What is sleep apnea?
A person with sleep apnea experiences irregular breathing pauses (apneas) or shallow breathing while they are asleep. These apneas can be brought on by a real obstruction in the airway, a lack of respiratory effort, or even both.
There are three types of sleep apnea:
- Obstructive sleep apnea
- Central sleep apnea
- Complex sleep apnea syndrome (occurs when someone has obstructive sleep apnea and central sleep apnea)
What causes sleep apnea?
When you drift into a deep sleep, your throat tissues, soft palate and tongue relax. For those with sleep apnea, the throat tissues and soft palate over-relax, causing them to collapse into the back of your throat, blocking the airway.
Your brain forces you to slightly awaken in order to consciously resume breathing when the airway is blocked, which stops the flow of oxygen. These episodes could occur hundreds of times per night, severely interfering with your ability to sleep.
How are snoring and sleep apnea diagnosed?
Symptoms of sleep apnea include heavy snoring, headaches and migraines upon waking, restless sleep, excessive daytime fatigue, problems focusing, irritability, depression and TMJ symptoms.
Though loud snoring is a notorious symptom and may indicate a potentially serious problem, not everyone who has sleep apnea will snore.

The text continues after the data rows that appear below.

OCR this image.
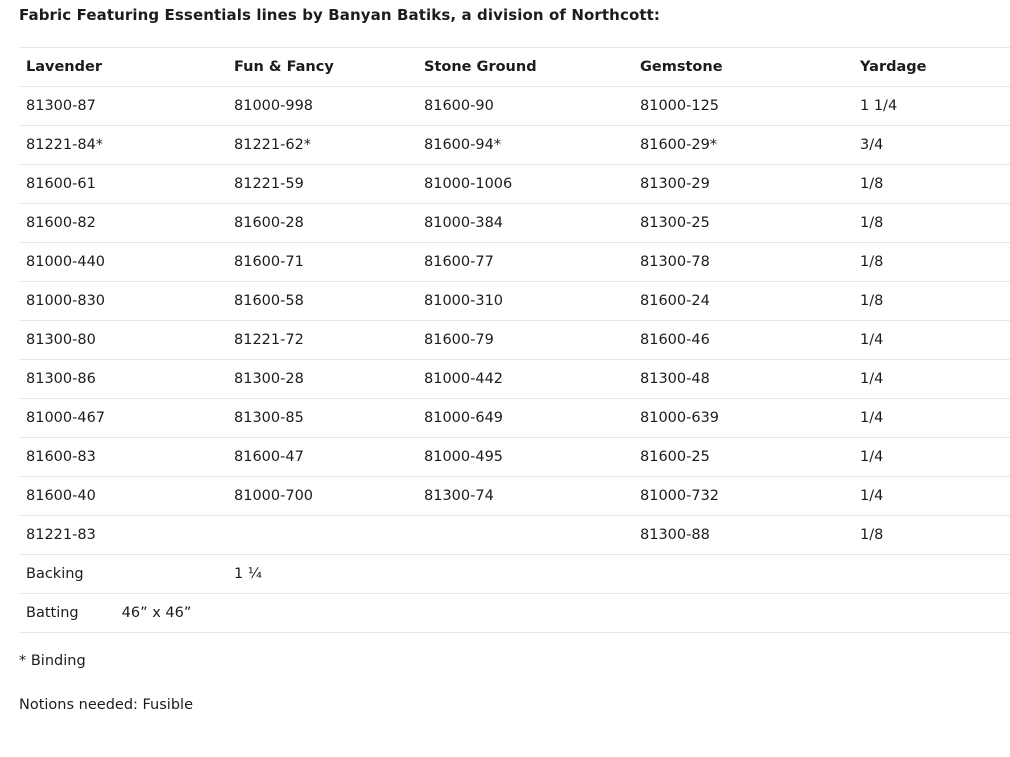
Fabric Featuring Essentials lines by Banyan Batiks, a division of Northcott:
Lavender	Fun & Fancy	Stone Ground	Gemstone	Yardage
81300-87	81000-998	81600-90	81000-125	1 1/4
81221-84*	81221-62*	81600-94*	81600-29*	3/4
81600-61	81221-59	81000-1006	81300-29	1/8
81600-82	81600-28	81000-384	81300-25	1/8
81000-440	81600-71	81600-77	81300-78	1/8
81000-830	81600-58	81000-310	81600-24	1/8
81300-80	81221-72	81600-79	81600-46	1/4
81300-86	81300-28	81000-442	81300-48	1/4
81000-467	81300-85	81000-649	81000-639	1/4
81600-83	81600-47	81000-495	81600-25	1/4
81600-40	81000-700	81300-74	81000-732	1/4
81221-83			81300-88	1/8
Backing	1 ¼			
Batting 46” x 46”				
* Binding
Notions needed: Fusible
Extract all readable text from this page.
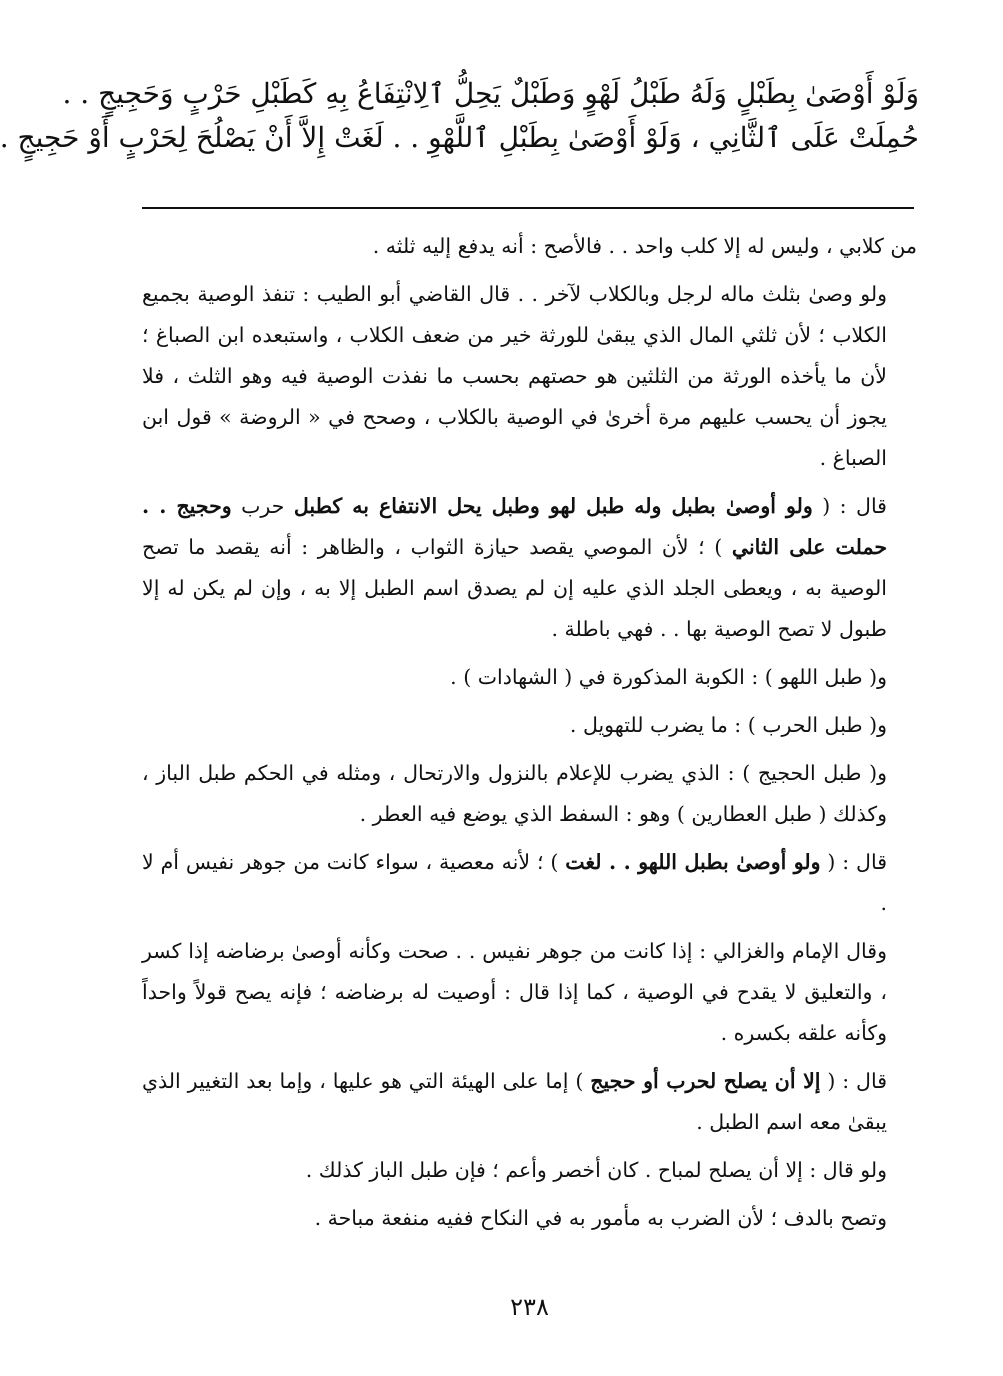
وَلَوْ أَوْصَىٰ بِطَبْلٍ وَلَهُ طَبْلُ لَهْوٍ وَطَبْلٌ يَحِلُّ ٱلِانْتِفَاعُ بِهِ كَطَبْلِ حَرْبٍ وَحَجِيجٍ . .
حُمِلَتْ عَلَى ٱلثَّانِي ، وَلَوْ أَوْصَىٰ بِطَبْلِ ٱللَّهْوِ . . لَغَتْ إِلاَّ أَنْ يَصْلُحَ لِحَرْبٍ أَوْ حَجِيجٍ .

من كلابي ، وليس له إلا كلب واحد . . فالأصح : أنه يدفع إليه ثلثه .

ولو وصىٰ بثلث ماله لرجل وبالكلاب لآخر . . قال القاضي أبو الطيب : تنفذ الوصية بجميع الكلاب ؛ لأن ثلثي المال الذي يبقىٰ للورثة خير من ضعف الكلاب ، واستبعده ابن الصباغ ؛ لأن ما يأخذه الورثة من الثلثين هو حصتهم بحسب ما نفذت الوصية فيه وهو الثلث ، فلا يجوز أن يحسب عليهم مرة أخرىٰ في الوصية بالكلاب ، وصحح في « الروضة » قول ابن الصباغ .

قال : ( ولو أوصىٰ بطبل وله طبل لهو وطبل يحل الانتفاع به كطبل حرب وحجيج . . حملت على الثاني ) ؛ لأن الموصي يقصد حيازة الثواب ، والظاهر : أنه يقصد ما تصح الوصية به ، ويعطى الجلد الذي عليه إن لم يصدق اسم الطبل إلا به ، وإن لم يكن له إلا طبول لا تصح الوصية بها . . فهي باطلة .

و( طبل اللهو ) : الكوبة المذكورة في ( الشهادات ) .

و( طبل الحرب ) : ما يضرب للتهويل .

و( طبل الحجيج ) : الذي يضرب للإعلام بالنزول والارتحال ، ومثله في الحكم طبل الباز ، وكذلك ( طبل العطارين ) وهو : السفط الذي يوضع فيه العطر .

قال : ( ولو أوصىٰ بطبل اللهو . . لغت ) ؛ لأنه معصية ، سواء كانت من جوهر نفيس أم لا .

وقال الإمام والغزالي : إذا كانت من جوهر نفيس . . صحت وكأنه أوصىٰ برضاضه إذا كسر ، والتعليق لا يقدح في الوصية ، كما إذا قال : أوصيت له برضاضه ؛ فإنه يصح قولاً واحداً وكأنه علقه بكسره .

قال : ( إلا أن يصلح لحرب أو حجيج ) إما على الهيئة التي هو عليها ، وإما بعد التغيير الذي يبقىٰ معه اسم الطبل .

ولو قال : إلا أن يصلح لمباح . كان أخصر وأعم ؛ فإن طبل الباز كذلك .

وتصح بالدف ؛ لأن الضرب به مأمور به في النكاح ففيه منفعة مباحة .

٢٣٨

If you experience any of these symptoms, you should visit a medical professional so you can receive a proper diagnosis.
Your dentists can offer you a variety of treatment options to help you get a better night's sleep after a medical professional diagnoses your condition. To find the best appliance for your requirements, we will thoroughly examine your teeth, tongue, jaw, and airway, and possibly take an x-ray of your airway.
What sleep apnea devices or oral appliances can help?
Dental appliances can help by positioning your lower jaw further forward, effectively pulling your tongue away from the throat and the soft palate to open your airway. These dental appliances are:
- Easy to care for
- Comfortable to wear
- Easy to insert and remove
- Quiet and not disruptive to any bed partners (unlike some sleep apnea machines)
- Convenient for travel
Why is it important to treat sleep apnea?
If you have sleep apnea, you will be unable to fall into a deep, restorative sleep that recharges your brain and body. This can play a role in many medical disorders and diseases, and reduce your life’s quality and longevity.
A wide range of conditions, such as metabolic syndrome and high blood sugar, which are associated with an increased risk of heart disease, can be complications. Additionally, you might develop type 2 diabetes, high blood pressure, heart issues, and insulin resistance. You may be more likely to be involved in work-related or driving-related accidents as a result of your daytime fatigue.
By treating sleep apnea, your dentist can help you improve and protect your overall health and well-being.